Yield: 9x9-inch pan
- 27 oz (4 1/2 cups) white chocolate chips
- 21 oz (1 1/2 cans) sweetened condensed milk
- 1 1/2 oz (3 tbsp) unsalted butter
- 3 tsp vanilla extract
- 1 tsp blue gel food coloring
- 1 tsp red gel food coloring
1. Prepare a 9x9-inch pan by lining it with aluminum foil and spraying the foil with nonstick cooking spray.
2. Place 1 1/2 cups (9 oz) of white chocolate chips in a medium microwave-safe bowl, along with 1/2 cup plus 1 tbsp sweetened condensed milk (half of one 14-oz can), 1 tbsp butter, 1 tsp vanilla, and 1/8 tsp salt. Microwave the chips in 30-second increments, stirring after every 30 seconds to prevent the chocolate from scorching. Continue to cook and stir until the chocolate is melted and the fudge is smooth.
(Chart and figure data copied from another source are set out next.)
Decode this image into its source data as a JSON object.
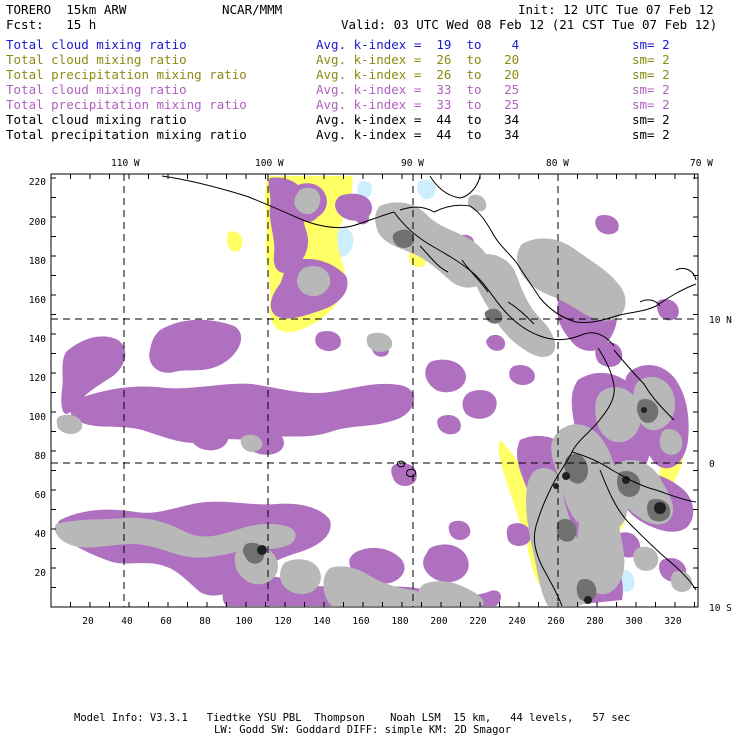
{
  "header": {
    "model": "TORERO  15km ARW",
    "org": "NCAR/MMM",
    "init": "Init: 12 UTC Tue 07 Feb 12",
    "fcst": "Fcst:   15 h",
    "valid": "Valid: 03 UTC Wed 08 Feb 12 (21 CST Tue 07 Feb 12)"
  },
  "legend": [
    {
      "field": "Total cloud mixing ratio",
      "index": "Avg. k-index =  19  to    4",
      "sm": "sm= 2",
      "color": "#1a1acc"
    },
    {
      "field": "Total cloud mixing ratio",
      "index": "Avg. k-index =  26  to   20",
      "sm": "sm= 2",
      "color": "#8c8c14"
    },
    {
      "field": "Total precipitation mixing ratio",
      "index": "Avg. k-index =  26  to   20",
      "sm": "sm= 2",
      "color": "#8c8c14"
    },
    {
      "field": "Total cloud mixing ratio",
      "index": "Avg. k-index =  33  to   25",
      "sm": "sm= 2",
      "color": "#b060c0"
    },
    {
      "field": "Total precipitation mixing ratio",
      "index": "Avg. k-index =  33  to   25",
      "sm": "sm= 2",
      "color": "#b060c0"
    },
    {
      "field": "Total cloud mixing ratio",
      "index": "Avg. k-index =  44  to   34",
      "sm": "sm= 2",
      "color": "#000000"
    },
    {
      "field": "Total precipitation mixing ratio",
      "index": "Avg. k-index =  44  to   34",
      "sm": "sm= 2",
      "color": "#000000"
    }
  ],
  "map": {
    "top_lon_labels": [
      "110 W",
      "100 W",
      "90 W",
      "80 W",
      "70 W"
    ],
    "right_lat_labels": [
      "10 N",
      "0",
      "10 S"
    ],
    "left_grid_labels": [
      "220",
      "200",
      "180",
      "160",
      "140",
      "120",
      "100",
      "80",
      "60",
      "40",
      "20"
    ],
    "bottom_grid_labels": [
      "20",
      "40",
      "60",
      "80",
      "100",
      "120",
      "140",
      "160",
      "180",
      "200",
      "220",
      "240",
      "260",
      "280",
      "300",
      "320"
    ],
    "colors": {
      "cyan": "#cceeff",
      "yellow": "#ffff66",
      "purple": "#b070c0",
      "gray_light": "#b8b8b8",
      "gray_dark": "#707070",
      "gray_black": "#202020"
    }
  },
  "footer": {
    "line1": "Model Info: V3.3.1   Tiedtke YSU PBL  Thompson    Noah LSM  15 km,   44 levels,   57 sec",
    "line2": "LW: Godd SW: Goddard DIFF: simple KM: 2D Smagor"
  }
}
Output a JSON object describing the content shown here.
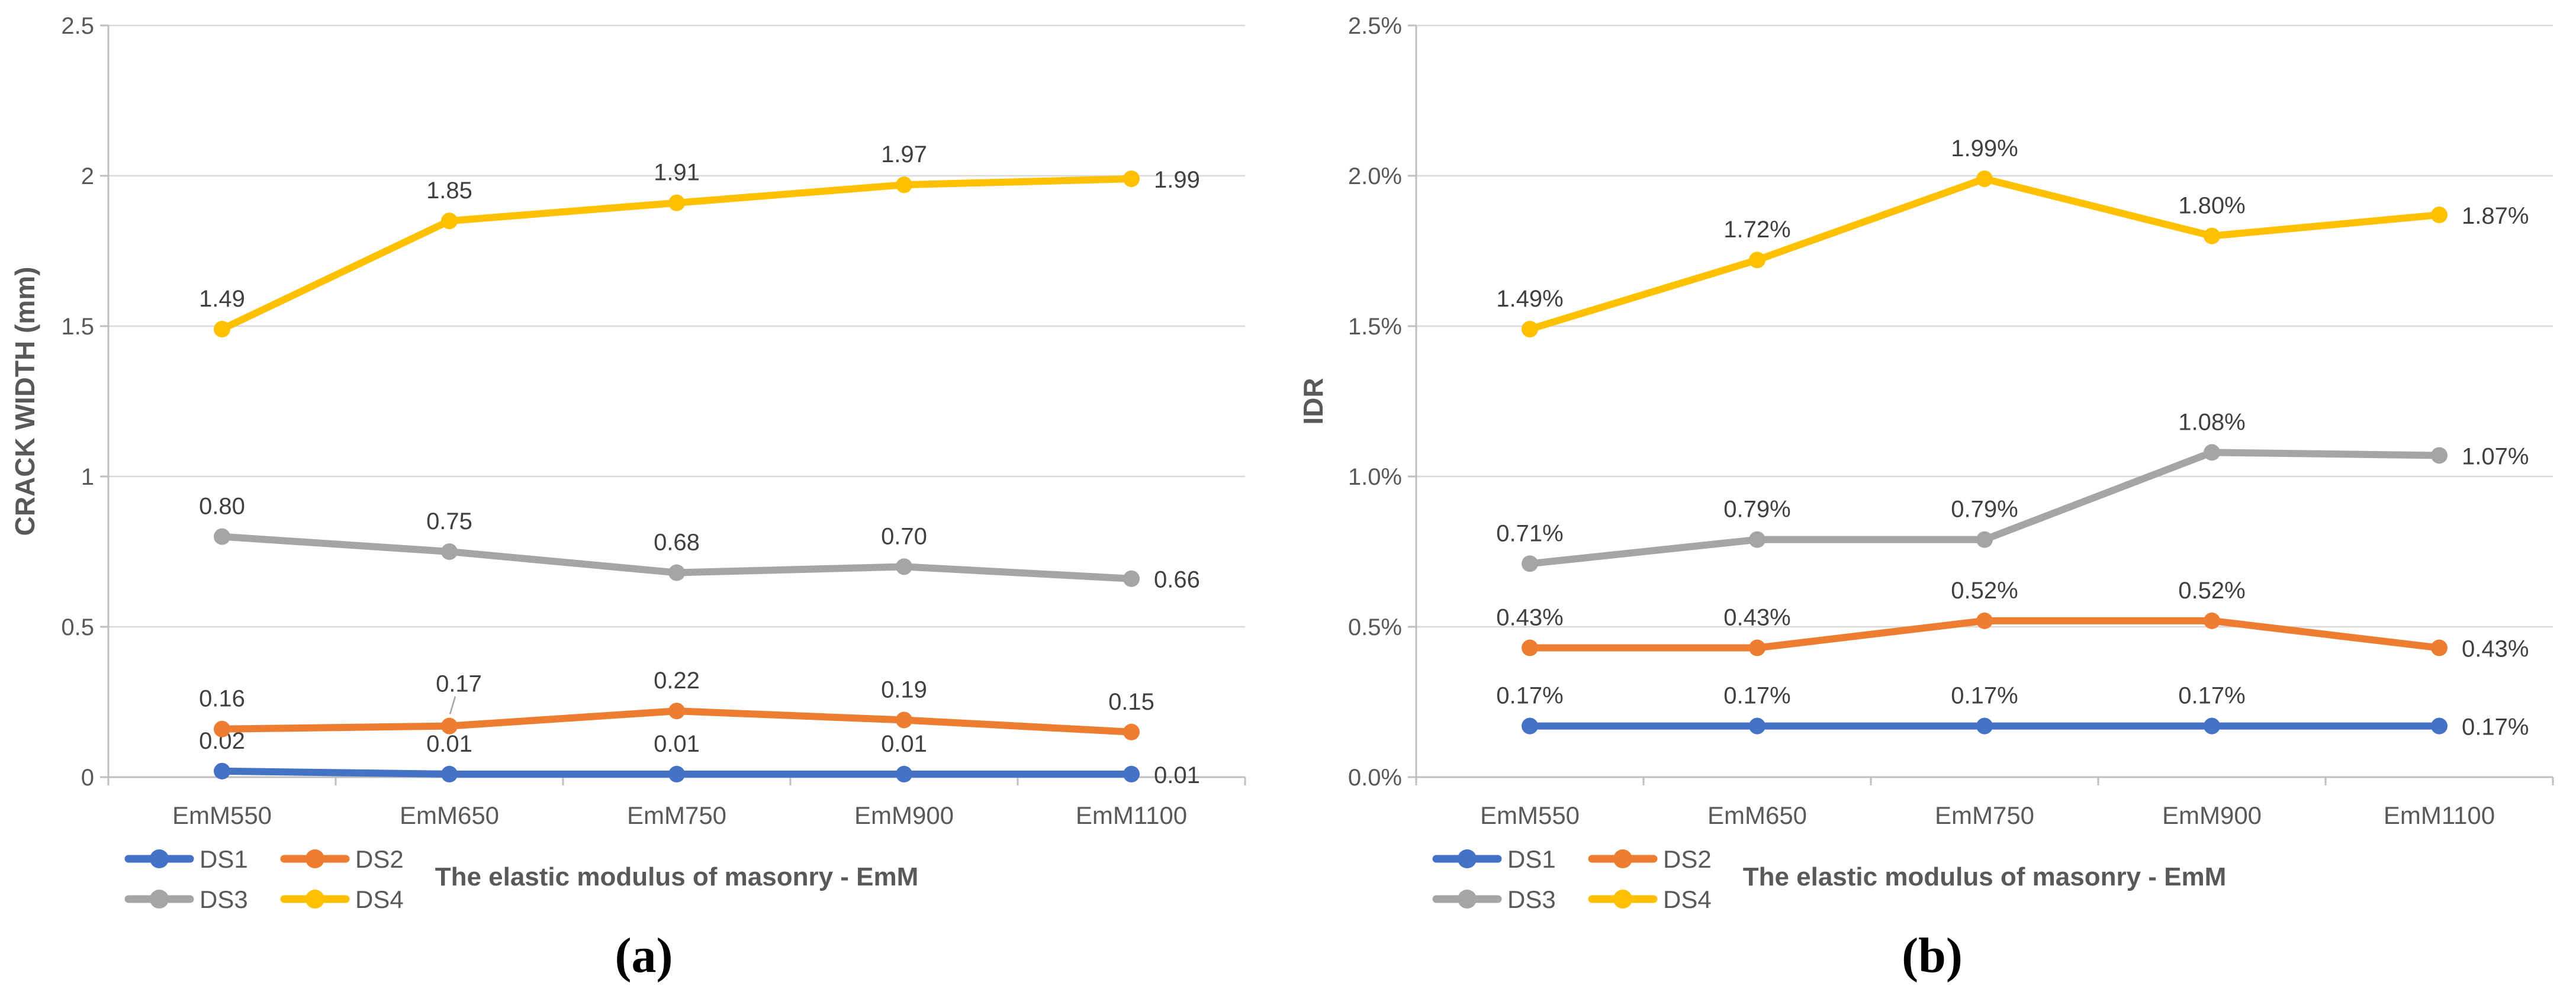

Add the blue food coloring and stir it in until well-mixed.
3. Scrape the fudge into the prepared pan and spread it into a smooth, even layer. It will be thin. Place it in the refrigerator to set for 20 minutes while you prepare the white layer.
4. Repeat the process again: combine 1 1/2 cup white chips, 1/2 cup plus 1 tbsp condensed milk, 1 tbsp butter, 1 tsp vanilla extract, and 1/8 tsp salt in a bowl. Microwave in 30-second increments, stirring after every 30 seconds, until melted and smooth.
5. Scrape the white fudge on top of the layer of blue fudge and smooth it into a thin, even layer. Place back in the refrigerator to set 20 minutes, then finish with the red layer.
6. Repeat the same process as before, using the same quantities. At the end, stir in the red food coloring, then spread it on top of the white layer. Let the fudge set completely in the refrigerator for at least an hour.
7. Once the fudge is set, use a large sharp knife to cut it into small squares. Serve Flag Fudge at room temperature, and store it in an airtight container in the refrigerator for up to two weeks.